Thereafter, the district court granted Nautilus’s motion to compel appraisal and stayed the case pending the appraisal. The appraisers completed the appraisal on May 23, 2013; the appraisal assessed damages to the exteriors and structures of the two properties. No amounts for contents damages were included in the appraisal award. That same week, on May 28, Nautilus wrote to Quibodeaux explaining its calculation of how much it owed under the appraisal award after subtracting the deductibles and its initial payments. Quibodeaux did not respond. Two weeks later, on June 13, Nautilus sent checks to Quibodeaux, which Quibodeaux cashed without dispute.

Nautilus again heard nothing from Qui-bodeaux for six months, until November 2013, when Quibodeaux wrote to Nautilus stating that he still had claims for, among other things, damaged contents and lost business income, which needed to proceed to trial. Quibodeaux also moved to set a trial date. The district court denied the motion and ordered the parties to file dis-positive motions. Nautilus filed a motion for summary judgment, which a magistrate judge reviewed and recommended granting. The district court adopted the magistrate judge’s recommendation in full, overruled Quibodeaux’s objections, and entered summary judgment for Nautilus. This appeal followed,

II.

We review a summary judgment de novo, applying the same legal standards as the district court. Hemphill v. State Farm Mut. Auto. Ins. Co., 805 F.3d 535, 538 (5th Cir. 2015). Summary judgment is proper when the pleadings, the discovery and disclosure material on file, and any affidavits show that “there is no genuine dispute as to any material fact and the movant is entitled to judgment as a matter of law.” Fed. R. Civ. P. 56(a). When a party does not object to a magistrate judge’s “findings of fact, conclusions of law, or recommendation to the district court,” despite receiving “notice of the consequences of failing to object,” we review for plain error. Ortiz v. City of San Antonio Fire Dep’t, 806 F.3d 822, 825-26 (5th Cir. 2015). We do not consider “evidence or arguments that were not presented to the district court for its consideration in ruling on the motion.” Estate of Henson v.
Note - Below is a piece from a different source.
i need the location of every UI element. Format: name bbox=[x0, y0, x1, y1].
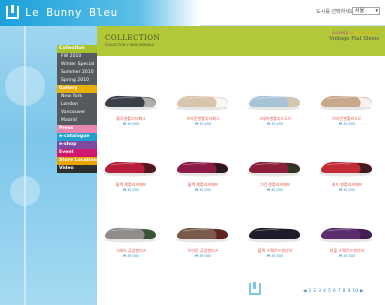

Wichita County, 795 F.3d 456, 469 n.8 (5th Cir. 2015) (quoting Stults v. Conoco, Inc., 76 F.3d 651, 657 (5th Cir. 1996)). We may affirm on any basis raised below and supported by the record. QBE Ins. Corp. v. Brown & Mitchell, Inc., 591 F.3d 439, 443 (5th Cir. 2009).

III.

A.

Quibodeaux first challenges the district court’s grant of summary judgment on his breach-of-contract claim. Under Texas law, an insurer’s timely payment of a binding and enforceable appraisal award, and the insured’s acceptance of the pay *987 ment, estops the insured from maintaining a breach-of-contract claim against the insurer. See Franco v. Slavonic Mut. Fire Ins. Ass’n, 154 S.W.3d 777, 787 (Tex. App. 2004).